Named for Isaac Shelby of Kentucky, Shelby County was originally part of Montgomery County. The land from which Shelby County was formed was part of the 23 million acres in Alabama and Georgia surrendered by the Creeks as a part of the treaty signed by General Andrew Jackson in Wetumpka on Aug. 9, 1814. The Fort Jackson Treaty ended the Creek War.
Born Dec. 11, 1750 in Frederick County, Md., Shelby moved to Virginia in 1773 and served as a lieutenant during Lord Dunmore’s War in 1774. Appointed in 1779, following an exploration of the Kentucky Territory, Shelby served as commissary supplier for the frontier militia, where he supplied boats to George Rogers Clark for a difficult expedition to the Illinois Territory to halt British-funded Indian attacks against American settlers.
Clark would be famed for this journey in which he captured British Lieutenant Colonel Henry Hamilton, known as “Hair Buyer” for his payments to Indian allies for American scalps.

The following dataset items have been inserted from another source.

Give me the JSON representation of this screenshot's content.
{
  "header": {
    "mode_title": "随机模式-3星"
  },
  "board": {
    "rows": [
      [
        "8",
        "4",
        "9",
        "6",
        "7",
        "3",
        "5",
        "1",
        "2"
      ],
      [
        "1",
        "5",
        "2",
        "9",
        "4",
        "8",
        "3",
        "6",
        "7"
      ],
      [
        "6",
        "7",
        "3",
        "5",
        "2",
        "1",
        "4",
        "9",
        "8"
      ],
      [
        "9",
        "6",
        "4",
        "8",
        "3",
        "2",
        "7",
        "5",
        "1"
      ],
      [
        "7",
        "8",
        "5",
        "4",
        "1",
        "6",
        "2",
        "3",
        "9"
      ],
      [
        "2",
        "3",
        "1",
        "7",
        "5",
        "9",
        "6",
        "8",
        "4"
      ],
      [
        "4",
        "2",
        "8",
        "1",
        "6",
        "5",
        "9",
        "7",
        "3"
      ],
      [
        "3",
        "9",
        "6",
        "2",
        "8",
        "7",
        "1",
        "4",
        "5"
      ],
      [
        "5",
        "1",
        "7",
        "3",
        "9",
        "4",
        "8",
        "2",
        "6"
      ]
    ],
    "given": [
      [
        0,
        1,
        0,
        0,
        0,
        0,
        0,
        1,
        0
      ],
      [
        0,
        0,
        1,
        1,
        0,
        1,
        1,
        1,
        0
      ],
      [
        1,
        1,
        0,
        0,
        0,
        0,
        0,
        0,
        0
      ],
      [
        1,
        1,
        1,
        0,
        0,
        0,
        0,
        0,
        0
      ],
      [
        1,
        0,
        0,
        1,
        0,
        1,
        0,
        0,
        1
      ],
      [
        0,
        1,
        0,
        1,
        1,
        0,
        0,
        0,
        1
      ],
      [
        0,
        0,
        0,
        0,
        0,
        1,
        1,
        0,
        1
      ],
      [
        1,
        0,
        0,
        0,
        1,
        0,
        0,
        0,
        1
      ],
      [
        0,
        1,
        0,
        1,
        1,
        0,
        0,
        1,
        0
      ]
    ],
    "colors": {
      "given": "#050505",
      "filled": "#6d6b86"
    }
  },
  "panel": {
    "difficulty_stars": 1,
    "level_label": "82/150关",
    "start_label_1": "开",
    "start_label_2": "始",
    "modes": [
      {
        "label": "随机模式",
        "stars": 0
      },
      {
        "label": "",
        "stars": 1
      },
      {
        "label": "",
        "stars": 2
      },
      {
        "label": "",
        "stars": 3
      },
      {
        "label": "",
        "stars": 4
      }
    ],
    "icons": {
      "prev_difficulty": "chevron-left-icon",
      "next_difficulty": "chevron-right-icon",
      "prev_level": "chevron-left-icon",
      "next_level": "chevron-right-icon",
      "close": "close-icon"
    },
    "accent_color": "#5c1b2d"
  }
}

A man of sound judgment, known for his diplomacy and self-control, Shelby was said to be a natural leader. His most notable accomplishment of the Revolutionary War was in leading American sharpshooters in the defeat of Major Patrick Ferguson at the Battle of King’s Mountain on Oct. 7, 1780.
After the battle at King’s Mountain, Shelby returned to Kentucky, marrying his childhood sweetheart, Susanna Hart, in Boonesborough on April 19, 1783. They had 11 children together.

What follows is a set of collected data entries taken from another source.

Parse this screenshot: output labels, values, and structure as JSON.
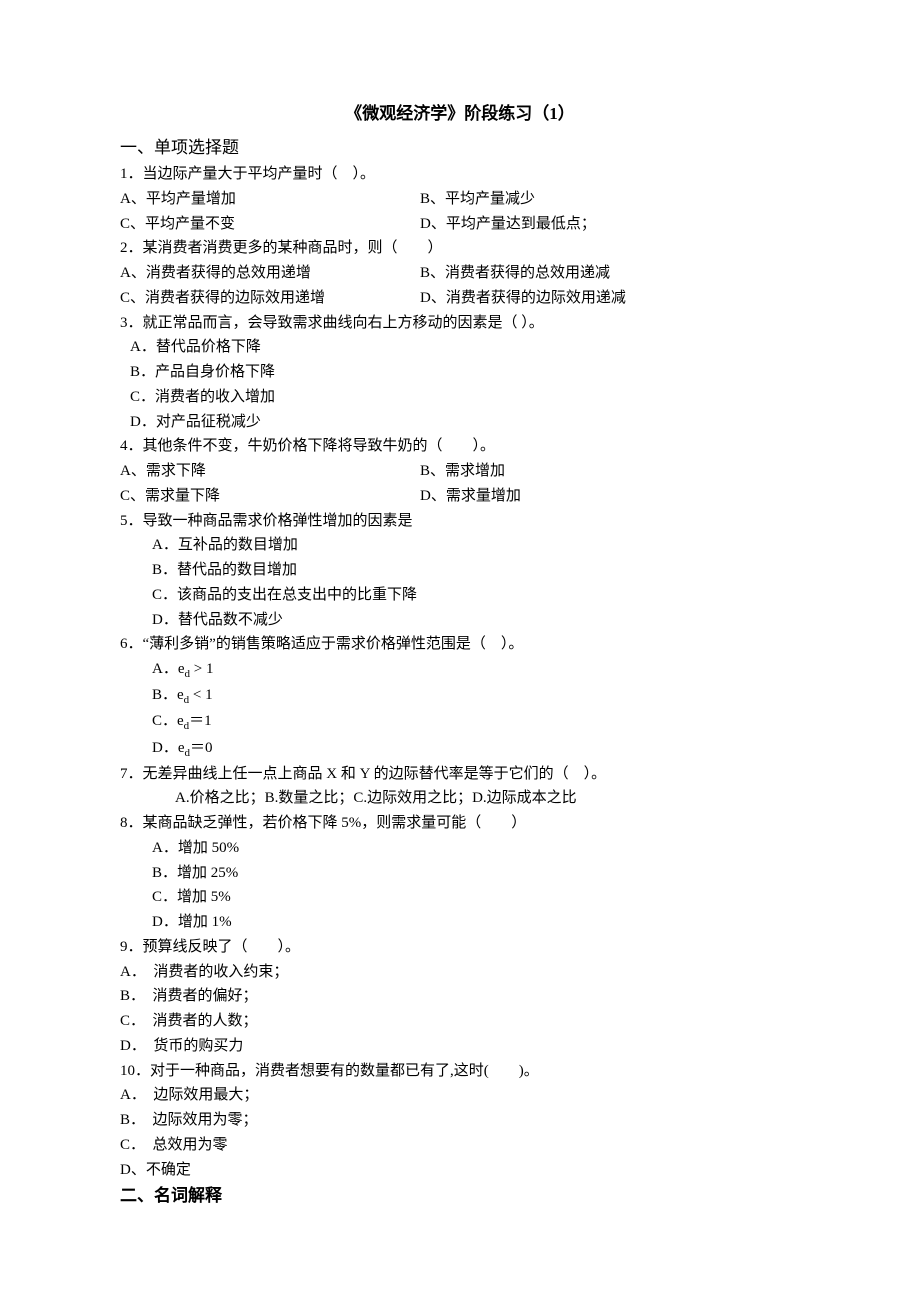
{
  "title": "《微观经济学》阶段练习（1）",
  "section1": "一、单项选择题",
  "q1": {
    "stem": "1．当边际产量大于平均产量时（　）。",
    "a": "A、平均产量增加",
    "b": "B、平均产量减少",
    "c": "C、平均产量不变",
    "d": "D、平均产量达到最低点；"
  },
  "q2": {
    "stem": "2．某消费者消费更多的某种商品时，则（　　）",
    "a": "A、消费者获得的总效用递增",
    "b": "B、消费者获得的总效用递减",
    "c": "C、消费者获得的边际效用递增",
    "d": "D、消费者获得的边际效用递减"
  },
  "q3": {
    "stem": "3．就正常品而言，会导致需求曲线向右上方移动的因素是（ ）。",
    "a": "A．替代品价格下降",
    "b": "B．产品自身价格下降",
    "c": "C．消费者的收入增加",
    "d": "D．对产品征税减少"
  },
  "q4": {
    "stem": "4．其他条件不变，牛奶价格下降将导致牛奶的（　　）。",
    "a": "A、需求下降",
    "b": "B、需求增加",
    "c": "C、需求量下降",
    "d": "D、需求量增加"
  },
  "q5": {
    "stem": "5．导致一种商品需求价格弹性增加的因素是",
    "a": "A．互补品的数目增加",
    "b": "B．替代品的数目增加",
    "c": "C．该商品的支出在总支出中的比重下降",
    "d": "D．替代品数不减少"
  },
  "q6": {
    "stem": "6．“薄利多销”的销售策略适应于需求价格弹性范围是（　）。",
    "a_pre": "A．e",
    "a_post": " > 1",
    "b_pre": "B．e",
    "b_post": " < 1",
    "c_pre": "C．e",
    "c_post": "＝1",
    "d_pre": "D．e",
    "d_post": "＝0",
    "sub": "d"
  },
  "q7": {
    "stem": "7．无差异曲线上任一点上商品 X 和 Y 的边际替代率是等于它们的（　）。",
    "opts": "A.价格之比；B.数量之比；C.边际效用之比；D.边际成本之比"
  },
  "q8": {
    "stem": "8．某商品缺乏弹性，若价格下降 5%，则需求量可能（　　）",
    "a": "A．增加 50%",
    "b": "B．增加 25%",
    "c": "C．增加 5%",
    "d": "D．增加 1%"
  },
  "q9": {
    "stem": "9．预算线反映了（　　）。",
    "a": "A．　消费者的收入约束；",
    "b": "B．　消费者的偏好；",
    "c": "C．　消费者的人数；",
    "d": "D．　货币的购买力"
  },
  "q10": {
    "stem": "10．对于一种商品，消费者想要有的数量都已有了,这时(　　)。",
    "a": "A．　边际效用最大；",
    "b": "B．　边际效用为零；",
    "c": "C．　总效用为零",
    "d": "D、不确定"
  },
  "section2": "二、名词解释"
}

Political fame would follow military fame as Shelby embarked on what would become a prominent career in politics, becoming Kentucky’s first governor in 1792. In 1812, he was again elected governor at the age of 61. The War of 1812 had just begun and, in 1813, Shelby organized and led a group of Kentucky militiamen to defeat the British at Thames, Canada, earning him a gold medal from Congress.
In 1817, President James Monroe asked Shelby to serve as the U.S. Secretary of War. Shelby declined because of his age. The following year, he joined Andrew Jackson in negotiating the “Jackson Purchase” with the Chickasaw Indians.
Shelby died of a stroke on July 18, 1826, at his Kentucky home, Traveller’s Rest, where he, his wife and several of their children are buried. Numerous counties throughout the country are named in his honor.